Dosen Universitas Gadjah Mada sekaligus Steering Committee MOSAIC Abdul Gaffar Karim menyampaikan perlunya pendekatan kolaboratif untuk mengatasi isu iklim di kalangan umat Islam. Hal ini ia sampaikan di forum penyampaian hasil survei iklim nasional yang dilakukan oleh Purpose dan Foreign Policy Community of Indonesia (FPCI) pada Jum’at (8/11/2024)
“Bagi kami kata kuncinya aksi dan kolaborasi, itu adalah interpretasi sholat berjamaah dalam versi sosial.” ungkap Abdul Gaffar Karim.
Ia mengeluhkan, kalangan muslim hari ini lebih fokus pada kesalehan personal daripada kesalehan sosial, sehingga persoalan-persoalan sosial seperti isu iklim tidak terlalu dipedulikan.
“Yang namanya berjamaah itu cukup selesai di Shalat Subuh, makannya ada celoteh lelaki sejati itu sholat Subuh, tetapi tidak ada itu lelaki sejati berkolaborasi menjaga iklim,” imbuh Abdul Gaffar Karim disambut gelak tawa peserta.
Karenanya, Mosaic menggandeng organisasi keagamaan seperti Nahdlatul Ulama, Muhammadiyah untuk bersama mengatasi isu-isu iklim. Selain itu, MOSAIC juga mengembangkan gerakan aksi iklim seperti Wakaf Hutan, Bengkel Hijrah Iklim dan Sedekah Energi.
Sementara pendiri dan ketua Foreign Policy Community of Indonesia (FPCI) Dino Patti Djalal menyatakan dengan meningkatnya religiusitas global, termasuk di Indonesia, penting jadinya untuk menyesuaikan solusi iklim dengan ajaran agama Islam.
“Penting bagi pemerintah dan para pembuat kebijakan untuk memahami bahwa target iklim bisa selaras dengan ajaran Islam. Namun, masih ada banyak hambatan untuk mengubah keyakinan ini menjadi aksi nyata terhadap iklim dan pengurangan emisi,” kata Dino Patti Djalal.
Bagi Dino, pemuka-pemuka agama memiliki peran untuk mengajak umatnya untuk menjaga dan merawat iklim.
”Pertanyaan di Indonesia adalah bagaimana tokoh muslim di Indonesia berkontribusi dalam isu perubahan iklim? Mereka harus jadi bagian dari solusi. MUI (Majelis Ulama Indonesia) harus mengeluarkan fatwa tentang perubahan iklim,” tuturnya.

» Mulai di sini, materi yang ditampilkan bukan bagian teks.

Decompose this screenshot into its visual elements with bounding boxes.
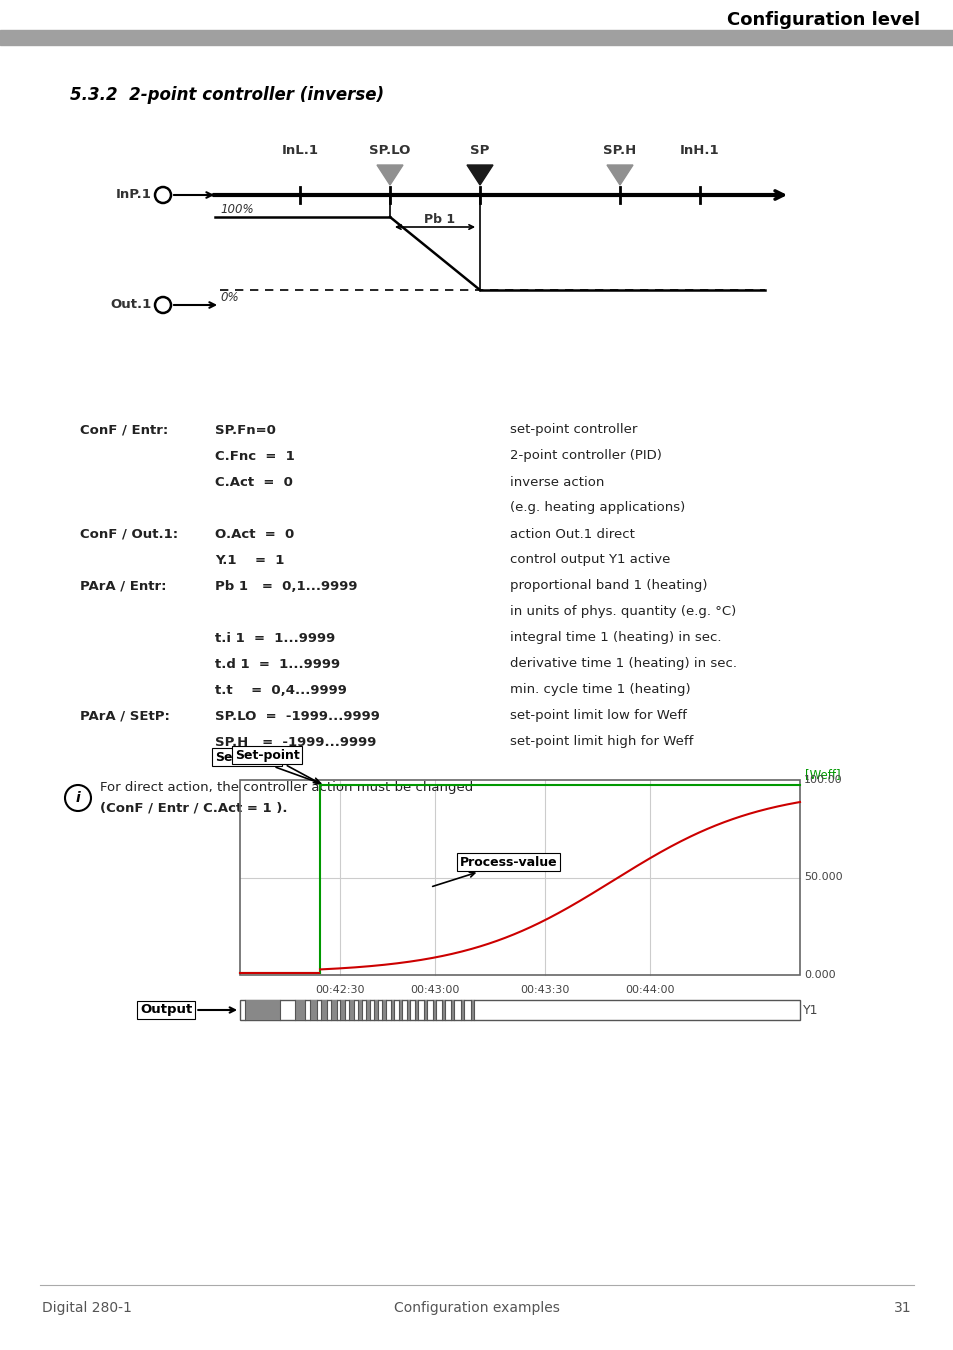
Text: min. cycle time 1 (heating): min. cycle time 1 (heating) xyxy=(510,683,690,697)
Text: 0.000: 0.000 xyxy=(803,971,835,980)
Bar xyxy=(374,1000,377,1021)
Text: 5.3.2  2-point controller (inverse): 5.3.2 2-point controller (inverse) xyxy=(70,86,384,104)
Text: ConF / Entr:: ConF / Entr: xyxy=(80,424,168,436)
Bar xyxy=(366,1000,370,1021)
Text: Y1: Y1 xyxy=(802,1003,818,1017)
Bar xyxy=(415,1000,417,1021)
Text: 00:42:30: 00:42:30 xyxy=(314,986,364,995)
Text: control output Y1 active: control output Y1 active xyxy=(510,554,670,567)
Text: InL.1: InL.1 xyxy=(281,144,318,157)
Polygon shape xyxy=(606,165,633,185)
Text: Digital 280-1: Digital 280-1 xyxy=(42,1301,132,1315)
Text: inverse action: inverse action xyxy=(510,475,604,489)
Text: Pb 1   =  0,1...9999: Pb 1 = 0,1...9999 xyxy=(214,579,357,593)
Bar xyxy=(423,1000,427,1021)
Text: SP: SP xyxy=(470,144,489,157)
Text: (e.g. heating applications): (e.g. heating applications) xyxy=(510,501,684,514)
Text: t.t    =  0,4...9999: t.t = 0,4...9999 xyxy=(214,683,347,697)
Text: 50.000: 50.000 xyxy=(803,872,841,883)
Text: 2-point controller (PID): 2-point controller (PID) xyxy=(510,450,661,463)
Polygon shape xyxy=(376,165,402,185)
Text: SP.Fn=0: SP.Fn=0 xyxy=(214,424,275,436)
Text: 100.00: 100.00 xyxy=(803,775,841,784)
Text: t.i 1  =  1...9999: t.i 1 = 1...9999 xyxy=(214,632,335,644)
Text: SP.LO  =  -1999...9999: SP.LO = -1999...9999 xyxy=(214,710,379,722)
Text: O.Act  =  0: O.Act = 0 xyxy=(214,528,294,540)
Bar xyxy=(451,1000,454,1021)
Text: 00:43:00: 00:43:00 xyxy=(410,986,459,995)
Bar xyxy=(391,1000,394,1021)
Text: 00:43:30: 00:43:30 xyxy=(519,986,569,995)
Text: in units of phys. quantity (e.g. °C): in units of phys. quantity (e.g. °C) xyxy=(510,606,736,618)
Text: 00:44:00: 00:44:00 xyxy=(624,986,674,995)
Text: 0%: 0% xyxy=(220,292,238,304)
Text: 100%: 100% xyxy=(220,202,253,216)
Text: Configuration examples: Configuration examples xyxy=(394,1301,559,1315)
Text: derivative time 1 (heating) in sec.: derivative time 1 (heating) in sec. xyxy=(510,657,737,671)
Text: t.d 1  =  1...9999: t.d 1 = 1...9999 xyxy=(214,657,340,671)
Text: SP.H: SP.H xyxy=(602,144,636,157)
Bar xyxy=(357,1000,361,1021)
Bar xyxy=(339,1000,345,1021)
Polygon shape xyxy=(467,165,493,185)
Text: (ConF / Entr / C.Act = 1 ).: (ConF / Entr / C.Act = 1 ). xyxy=(100,802,287,814)
Bar xyxy=(398,1000,401,1021)
Text: set-point limit high for Weff: set-point limit high for Weff xyxy=(510,736,693,748)
Text: InH.1: InH.1 xyxy=(679,144,720,157)
Text: action Out.1 direct: action Out.1 direct xyxy=(510,528,634,540)
Text: For direct action, the controller action must be changed: For direct action, the controller action… xyxy=(100,782,473,795)
Text: ConF / Out.1:: ConF / Out.1: xyxy=(80,528,178,540)
Text: InP.1: InP.1 xyxy=(116,189,152,201)
Bar xyxy=(349,1000,354,1021)
Text: SP.H   =  -1999...9999: SP.H = -1999...9999 xyxy=(214,736,376,748)
Text: set-point controller: set-point controller xyxy=(510,424,637,436)
Text: Configuration level: Configuration level xyxy=(726,11,919,28)
Text: C.Fnc  =  1: C.Fnc = 1 xyxy=(214,450,294,463)
Bar xyxy=(441,1000,444,1021)
Text: integral time 1 (heating) in sec.: integral time 1 (heating) in sec. xyxy=(510,632,720,644)
Bar xyxy=(294,1000,305,1021)
Bar xyxy=(240,780,800,975)
Text: C.Act  =  0: C.Act = 0 xyxy=(214,475,293,489)
Text: SP.LO: SP.LO xyxy=(369,144,410,157)
Bar xyxy=(320,1000,327,1021)
Text: proportional band 1 (heating): proportional band 1 (heating) xyxy=(510,579,707,593)
Bar xyxy=(0,30,953,45)
Text: Out.1: Out.1 xyxy=(111,298,152,312)
Text: Set-point: Set-point xyxy=(234,748,318,783)
Bar xyxy=(381,1000,386,1021)
Text: PArA / SEtP:: PArA / SEtP: xyxy=(80,710,170,722)
Text: Output: Output xyxy=(140,1003,234,1017)
Bar xyxy=(331,1000,336,1021)
Text: i: i xyxy=(75,791,80,805)
Text: Set-point: Set-point xyxy=(214,751,320,784)
Text: Pb 1: Pb 1 xyxy=(424,213,456,225)
Text: [Weff]: [Weff] xyxy=(804,768,840,782)
Text: PArA / Entr:: PArA / Entr: xyxy=(80,579,167,593)
Text: Y.1    =  1: Y.1 = 1 xyxy=(214,554,284,567)
Bar xyxy=(471,1000,474,1021)
Text: set-point limit low for Weff: set-point limit low for Weff xyxy=(510,710,686,722)
Bar xyxy=(407,1000,410,1021)
Bar xyxy=(460,1000,463,1021)
Text: Process-value: Process-value xyxy=(433,856,558,887)
Bar xyxy=(433,1000,436,1021)
Bar xyxy=(245,1000,280,1021)
Bar xyxy=(310,1000,316,1021)
Bar xyxy=(240,1000,800,1021)
Text: 31: 31 xyxy=(893,1301,911,1315)
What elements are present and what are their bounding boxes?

Dengan adanya hasil survei iklim nasional tersebut, Dino berharap agar pemerintah dan pemangku kebijakan mendorong aksi-aksi nyata yang sejalan dengan ajaran Islam demi perbaikan iklim yang lebih baik. “Pengaruh mereka dalam memobilisasi masyarakat sangat besar, dan melibatkan mereka dalam aksi iklim dapat memberikan dampak nyata,” ungkap Dino.
Untuk diketahui, survey iklim nasional yang melibatkan 3.000 responden Muslim dan 100 tokoh agama Islam di Indonesia menunjukkan bahwa sebanyak 22% responden menyatakan bahwa mereka lebih mempercayai pemuka agama dalam hal isu lingkungan dibandingkan dengan aktivis, ilmuwan, atau pemerintah nasional. Temuan tersebut menunjukkan potensi besar bahwa kalangan pemuka agama itu dapat meningkatkan kesadaran umat terhadap krisis iklim.